The Surprising Reason Wheat Thins Are Banned In Other Countries

America loves its snack foods, from crunchy and salty to sweet and creamy, there is no shortage of things to munch on whenever you want a little something between meals. Strangely, though, a lot of our favorite snack foods are banned in other countries due to the inclusion of some ingredients that other countries have been prohibited from using in their food products. The full list is surprising, containing some seemingly innocuous foods that we wouldn't expect to be banned, like Little Debbie Swiss Rolls, Skittles, Pop-Tarts, and Wheat Thins (via Stacker). 

The FDA is more relaxed here in the U.S when it comes to certain ingredients and chemicals that are allowed in our foods, and that causes countries with more strict regulations to forbid some American foods. We've all seen ingredients in our food that we don't exactly recognize, but what is so bad that it's been banned completely in some countries?

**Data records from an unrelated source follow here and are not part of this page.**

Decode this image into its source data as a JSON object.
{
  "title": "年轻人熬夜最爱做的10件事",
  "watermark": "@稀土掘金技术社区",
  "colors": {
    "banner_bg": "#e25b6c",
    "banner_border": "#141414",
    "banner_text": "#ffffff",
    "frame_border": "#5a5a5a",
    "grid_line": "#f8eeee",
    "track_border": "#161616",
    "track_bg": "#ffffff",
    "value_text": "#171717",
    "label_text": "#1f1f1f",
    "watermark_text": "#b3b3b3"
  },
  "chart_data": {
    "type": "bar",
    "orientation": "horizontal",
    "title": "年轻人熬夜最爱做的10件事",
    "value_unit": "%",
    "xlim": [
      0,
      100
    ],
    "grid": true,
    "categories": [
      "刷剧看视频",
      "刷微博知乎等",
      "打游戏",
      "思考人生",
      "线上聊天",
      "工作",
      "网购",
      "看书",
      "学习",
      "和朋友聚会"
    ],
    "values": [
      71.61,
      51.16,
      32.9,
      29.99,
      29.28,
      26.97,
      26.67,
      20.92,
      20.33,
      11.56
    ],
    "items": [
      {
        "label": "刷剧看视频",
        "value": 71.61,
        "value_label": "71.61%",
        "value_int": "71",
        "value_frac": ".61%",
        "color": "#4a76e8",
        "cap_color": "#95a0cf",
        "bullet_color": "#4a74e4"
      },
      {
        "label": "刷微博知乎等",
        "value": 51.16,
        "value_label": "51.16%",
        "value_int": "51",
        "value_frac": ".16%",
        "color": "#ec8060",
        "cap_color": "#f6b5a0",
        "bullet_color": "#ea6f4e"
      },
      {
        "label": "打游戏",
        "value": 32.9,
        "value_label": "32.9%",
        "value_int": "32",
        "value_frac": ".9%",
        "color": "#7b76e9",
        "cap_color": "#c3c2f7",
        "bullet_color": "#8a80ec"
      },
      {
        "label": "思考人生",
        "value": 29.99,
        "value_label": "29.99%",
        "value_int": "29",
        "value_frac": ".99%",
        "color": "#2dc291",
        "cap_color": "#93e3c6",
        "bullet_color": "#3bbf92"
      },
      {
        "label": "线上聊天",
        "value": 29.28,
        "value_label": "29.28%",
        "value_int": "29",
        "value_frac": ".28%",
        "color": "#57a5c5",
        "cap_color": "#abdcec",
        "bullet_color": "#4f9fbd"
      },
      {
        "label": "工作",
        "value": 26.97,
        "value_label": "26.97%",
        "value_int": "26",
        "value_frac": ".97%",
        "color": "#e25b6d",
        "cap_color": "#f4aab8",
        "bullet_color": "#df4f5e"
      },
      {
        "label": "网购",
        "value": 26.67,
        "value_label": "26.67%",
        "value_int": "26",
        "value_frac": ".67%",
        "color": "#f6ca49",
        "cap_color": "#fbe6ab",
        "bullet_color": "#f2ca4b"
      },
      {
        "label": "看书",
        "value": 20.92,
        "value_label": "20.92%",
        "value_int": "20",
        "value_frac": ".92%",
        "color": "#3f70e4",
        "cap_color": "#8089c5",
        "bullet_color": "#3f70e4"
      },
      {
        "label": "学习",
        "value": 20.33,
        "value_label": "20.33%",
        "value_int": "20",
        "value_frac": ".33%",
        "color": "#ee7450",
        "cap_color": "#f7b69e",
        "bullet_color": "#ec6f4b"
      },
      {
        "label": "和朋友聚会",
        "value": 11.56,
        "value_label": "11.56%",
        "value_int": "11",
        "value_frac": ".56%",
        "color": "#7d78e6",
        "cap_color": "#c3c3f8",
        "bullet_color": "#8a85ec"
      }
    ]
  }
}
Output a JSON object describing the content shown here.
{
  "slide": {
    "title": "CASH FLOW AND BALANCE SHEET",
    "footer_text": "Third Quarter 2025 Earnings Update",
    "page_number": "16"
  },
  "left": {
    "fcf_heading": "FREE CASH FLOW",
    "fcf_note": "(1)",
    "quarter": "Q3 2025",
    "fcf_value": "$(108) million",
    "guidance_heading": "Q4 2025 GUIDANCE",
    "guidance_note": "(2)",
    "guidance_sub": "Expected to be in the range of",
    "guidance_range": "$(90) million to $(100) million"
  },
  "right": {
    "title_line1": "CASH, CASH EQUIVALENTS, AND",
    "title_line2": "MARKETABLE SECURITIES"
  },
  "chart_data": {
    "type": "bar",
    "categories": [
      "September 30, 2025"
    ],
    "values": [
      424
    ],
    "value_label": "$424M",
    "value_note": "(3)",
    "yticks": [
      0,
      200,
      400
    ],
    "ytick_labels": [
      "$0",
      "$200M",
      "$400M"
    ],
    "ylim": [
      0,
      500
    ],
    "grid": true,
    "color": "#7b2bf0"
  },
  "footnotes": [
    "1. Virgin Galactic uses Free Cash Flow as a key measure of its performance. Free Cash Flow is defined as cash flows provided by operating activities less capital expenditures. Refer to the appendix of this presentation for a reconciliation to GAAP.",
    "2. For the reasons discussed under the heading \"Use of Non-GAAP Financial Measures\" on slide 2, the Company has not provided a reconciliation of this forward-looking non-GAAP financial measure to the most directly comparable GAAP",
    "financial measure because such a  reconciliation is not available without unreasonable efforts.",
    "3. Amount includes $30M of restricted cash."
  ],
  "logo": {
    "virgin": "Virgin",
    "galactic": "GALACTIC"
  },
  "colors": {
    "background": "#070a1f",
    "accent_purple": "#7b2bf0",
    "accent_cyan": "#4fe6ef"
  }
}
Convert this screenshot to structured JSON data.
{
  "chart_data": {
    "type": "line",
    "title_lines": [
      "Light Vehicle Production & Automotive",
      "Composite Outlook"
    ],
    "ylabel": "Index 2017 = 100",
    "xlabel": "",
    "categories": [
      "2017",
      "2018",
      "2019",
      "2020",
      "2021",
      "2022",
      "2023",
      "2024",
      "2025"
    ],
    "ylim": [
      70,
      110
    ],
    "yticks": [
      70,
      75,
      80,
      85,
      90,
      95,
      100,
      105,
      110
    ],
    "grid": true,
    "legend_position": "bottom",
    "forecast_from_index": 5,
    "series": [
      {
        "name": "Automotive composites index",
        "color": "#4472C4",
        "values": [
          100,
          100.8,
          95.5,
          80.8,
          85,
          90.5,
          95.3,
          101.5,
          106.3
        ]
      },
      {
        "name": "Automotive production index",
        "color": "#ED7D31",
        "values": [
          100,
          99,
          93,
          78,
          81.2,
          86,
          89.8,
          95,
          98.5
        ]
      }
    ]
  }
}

They contain BHT, a banned preservative in some countries

According to Statista, Wheat Thins are the fifth best-selling cracker brand in the U.S. However, they are banned in the U.K., Japan, and parts of Europe, because they contain an ingredient that other countries don't allow in their food (via Stacker). Wheat Thins contain BHT, or butylated hydroxytoluene, which is "subject to severe restrictions in Europe" along with BHA (via New York Times). These chemicals are added to preserve freshness in some foods. The New York Times writes that "while evidence on BHT is mixed, BHA is listed in a United States government report on carcinogens as 'reasonably anticipated' to be a human carcinogen." 

It may not seem like a huge concern, but "in recent years, studies have shown the potential for BHT to absorb into the food when the temperature of the bag increases" (via Is It Bad For You). BHT is associated with an increased risk of developing illnesses including cancer, thyroid issues, and endocrine complications. So, if you are concerned with the addition of chemicals for preservation, you may want to avoid Wheat Thins.